O conceito mais aceito sobre eles é que se trata de uma simbiose entre fungos e algas ou cianobactérias, em que os fungos cultivam as algas para que produzam seu alimento. É essa relação que permite que os liquens vivam tanto em desertos gelados como em ambientes tropicais.
Liquens são pioneiros. Eles costumam ser os primeiros organismos a colonizar ambientes inóspitos, como rochas nuas ou áreas devastadas. Isso porque o fungo, em simbiose com a alga, cria uma espécie de "miniestufa".
"[O fungo] consegue usar a umidade relativa do ar e posicionar a alga no corpo dele de modo a conseguir a luz necessária para fazer fotossíntese. Esse é o aspecto interessante do cultivo", afirma Spielmann.
Com o tempo, eles ajudam a decompor o substrato, abrindo caminho para outras formas de vida, como briófitas e pequenas plantas.
Resistentes e presentes em todos os lugares, sua diversidade ou falta dela em um local pode denunciar a qualidade do ar. Como absorvem diretamente a umidade e nutrientes do ambiente, são usados como bioindicadores: quanto maior a diversidade em um local, melhor é a qualidade ambiental.
Em uma metrópole como São Paulo, com muitos ambientes secos e poluídos, ainda é possível ver liquens, mas só os mais resistentes.
"No Jardim Botânico [de São Paulo], por exemplo, tem aquelas palmeiras enormes. Se você olhar o tronco delas, está cheio de liquens. Mas se olhar mais de perto, vai ver que são uma ou duas espécies só", diz Spielmann. "Se você for para a serra gaúcha, pode encontrar mais de cem espécies crescendo em uma árvore".
No Vale do Ribeira, a Reserva Betary aproveita a umidade e a conservação da mata atlântica remanescente para transformar a diversidade de liquens em atração turística e objeto de educação ambiental.
A reserva tem grandes áreas de árvores e solo cobertos por liquens fluorescentes que, com a ajuda de lanternas ultravioletas, deixam a floresta colorida mesmo durante passeios noturnos.

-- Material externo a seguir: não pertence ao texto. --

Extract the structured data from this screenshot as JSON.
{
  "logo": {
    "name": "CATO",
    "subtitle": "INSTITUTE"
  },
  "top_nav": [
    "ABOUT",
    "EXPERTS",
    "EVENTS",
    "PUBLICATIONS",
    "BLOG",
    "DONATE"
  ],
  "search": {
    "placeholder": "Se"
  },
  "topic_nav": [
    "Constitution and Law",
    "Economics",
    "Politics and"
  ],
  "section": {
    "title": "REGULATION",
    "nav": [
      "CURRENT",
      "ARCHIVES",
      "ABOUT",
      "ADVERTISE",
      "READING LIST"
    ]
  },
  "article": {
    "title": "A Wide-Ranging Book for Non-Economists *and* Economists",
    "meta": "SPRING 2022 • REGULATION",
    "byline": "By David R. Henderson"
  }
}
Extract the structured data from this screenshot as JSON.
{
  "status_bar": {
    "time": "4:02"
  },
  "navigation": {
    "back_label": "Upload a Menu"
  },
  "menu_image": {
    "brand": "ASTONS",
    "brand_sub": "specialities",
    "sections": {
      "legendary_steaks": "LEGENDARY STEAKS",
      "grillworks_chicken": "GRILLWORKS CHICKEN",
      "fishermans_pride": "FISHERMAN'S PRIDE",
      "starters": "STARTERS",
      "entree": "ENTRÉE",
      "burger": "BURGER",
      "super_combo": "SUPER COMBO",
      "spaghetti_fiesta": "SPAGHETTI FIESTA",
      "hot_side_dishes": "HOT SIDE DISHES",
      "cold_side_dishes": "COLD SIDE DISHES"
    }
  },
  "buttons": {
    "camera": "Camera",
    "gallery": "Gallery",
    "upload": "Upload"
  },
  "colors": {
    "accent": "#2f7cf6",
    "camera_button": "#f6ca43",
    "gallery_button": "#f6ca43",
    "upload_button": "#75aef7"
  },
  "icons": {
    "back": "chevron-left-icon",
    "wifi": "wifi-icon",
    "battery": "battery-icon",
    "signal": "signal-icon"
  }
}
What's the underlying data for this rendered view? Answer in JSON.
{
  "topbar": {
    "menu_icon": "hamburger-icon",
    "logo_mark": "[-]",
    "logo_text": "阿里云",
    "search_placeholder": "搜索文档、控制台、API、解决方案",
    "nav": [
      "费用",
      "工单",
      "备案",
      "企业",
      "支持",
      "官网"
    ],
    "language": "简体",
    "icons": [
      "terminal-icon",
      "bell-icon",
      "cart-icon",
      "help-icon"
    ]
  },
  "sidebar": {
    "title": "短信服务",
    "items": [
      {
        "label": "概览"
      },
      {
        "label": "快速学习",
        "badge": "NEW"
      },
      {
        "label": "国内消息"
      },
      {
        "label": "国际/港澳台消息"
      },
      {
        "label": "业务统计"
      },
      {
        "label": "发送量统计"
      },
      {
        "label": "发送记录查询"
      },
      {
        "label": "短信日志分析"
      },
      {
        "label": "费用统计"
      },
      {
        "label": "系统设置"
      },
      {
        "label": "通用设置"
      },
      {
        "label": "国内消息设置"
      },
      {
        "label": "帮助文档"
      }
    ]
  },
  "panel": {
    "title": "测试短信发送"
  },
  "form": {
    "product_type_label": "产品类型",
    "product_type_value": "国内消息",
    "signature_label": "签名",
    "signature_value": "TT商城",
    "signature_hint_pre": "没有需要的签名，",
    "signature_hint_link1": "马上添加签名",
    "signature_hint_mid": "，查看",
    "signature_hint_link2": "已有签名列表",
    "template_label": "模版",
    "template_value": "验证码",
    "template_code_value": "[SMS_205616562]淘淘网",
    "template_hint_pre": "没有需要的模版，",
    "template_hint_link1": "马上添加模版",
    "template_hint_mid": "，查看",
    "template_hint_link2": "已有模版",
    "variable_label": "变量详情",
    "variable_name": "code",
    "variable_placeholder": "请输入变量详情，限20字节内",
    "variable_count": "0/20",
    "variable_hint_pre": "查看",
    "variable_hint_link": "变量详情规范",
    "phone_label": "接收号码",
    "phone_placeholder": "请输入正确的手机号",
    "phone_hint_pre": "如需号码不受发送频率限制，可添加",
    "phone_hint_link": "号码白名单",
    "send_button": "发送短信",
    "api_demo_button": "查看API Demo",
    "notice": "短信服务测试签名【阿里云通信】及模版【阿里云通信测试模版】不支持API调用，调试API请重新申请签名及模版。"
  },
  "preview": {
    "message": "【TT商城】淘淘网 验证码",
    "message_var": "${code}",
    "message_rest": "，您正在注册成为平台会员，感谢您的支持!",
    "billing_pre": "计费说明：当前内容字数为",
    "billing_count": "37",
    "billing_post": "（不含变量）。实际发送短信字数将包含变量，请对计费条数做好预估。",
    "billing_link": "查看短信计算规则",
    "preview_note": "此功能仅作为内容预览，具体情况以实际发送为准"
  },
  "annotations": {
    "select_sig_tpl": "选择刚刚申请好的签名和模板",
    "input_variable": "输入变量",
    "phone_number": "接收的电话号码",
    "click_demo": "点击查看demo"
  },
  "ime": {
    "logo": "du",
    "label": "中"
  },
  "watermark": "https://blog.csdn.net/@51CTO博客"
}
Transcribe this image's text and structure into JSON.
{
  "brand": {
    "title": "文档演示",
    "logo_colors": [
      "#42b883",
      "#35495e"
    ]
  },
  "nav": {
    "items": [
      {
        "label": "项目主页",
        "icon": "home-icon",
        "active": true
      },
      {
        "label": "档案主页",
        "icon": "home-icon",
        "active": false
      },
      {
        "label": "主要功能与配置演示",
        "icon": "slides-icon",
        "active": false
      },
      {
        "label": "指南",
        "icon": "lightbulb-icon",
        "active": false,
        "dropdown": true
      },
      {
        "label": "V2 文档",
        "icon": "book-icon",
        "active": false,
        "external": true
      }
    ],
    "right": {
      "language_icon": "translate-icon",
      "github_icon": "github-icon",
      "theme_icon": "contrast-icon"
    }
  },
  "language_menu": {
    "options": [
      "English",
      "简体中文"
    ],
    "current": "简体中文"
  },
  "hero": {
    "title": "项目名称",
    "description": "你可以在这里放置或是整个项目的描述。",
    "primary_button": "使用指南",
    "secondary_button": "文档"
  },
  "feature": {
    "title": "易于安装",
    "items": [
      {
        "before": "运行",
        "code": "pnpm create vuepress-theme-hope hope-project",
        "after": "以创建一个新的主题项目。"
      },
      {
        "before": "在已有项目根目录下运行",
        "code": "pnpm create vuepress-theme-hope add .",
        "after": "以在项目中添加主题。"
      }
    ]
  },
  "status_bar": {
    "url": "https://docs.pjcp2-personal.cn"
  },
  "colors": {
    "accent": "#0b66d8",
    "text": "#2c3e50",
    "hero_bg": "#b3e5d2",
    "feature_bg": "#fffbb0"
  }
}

No Brasil, há uma das maiores diversidades de liquens do mundo, segundo Spielmann. Um levantamento conduzido com apoio da Universidade Federal de Mato Grosso do Sul registrou mais de 4,8 mil espécies, graças à enorme variedade de biomas. Os liquens podem ser encontrados desde o nível do mar até picos como o das Agulhas Negras, no Rio de Janeiro, a 2.700 metros de altitude.
Muitas espécies descritas no país, porém, nunca mais foram vistas. A destruição de habitats, as queimadas e as mudanças climáticas ameaçam diretamente esses organismos sensíveis à temperatura e à umidade. O fogo, em especial, pode eliminar completamente as espécies de liquens de uma área —uma questão recorrente no cerrado e no pantanal.
Com poucos liquenólogos atuantes no país e diante das ameaças, Spielmann acredita que, além do apoio de órgãos de pesquisa, a curiosidade popular e a ciência cidadã podem ajudar a revelar muito mais sobre esses organismos ainda pouco valorizados.
Apesar das funções ecológicas e turísticas, Spielmann lembra que os liquens são interessantes por si só. Segundo ele, perguntar para que servem os organismos é como perguntar para que servem os seres humanos, ou para que serve a música. O curioso, diz, é entendê-los em sua biodiversidade.
A reportagem viajou a convite do IPBio.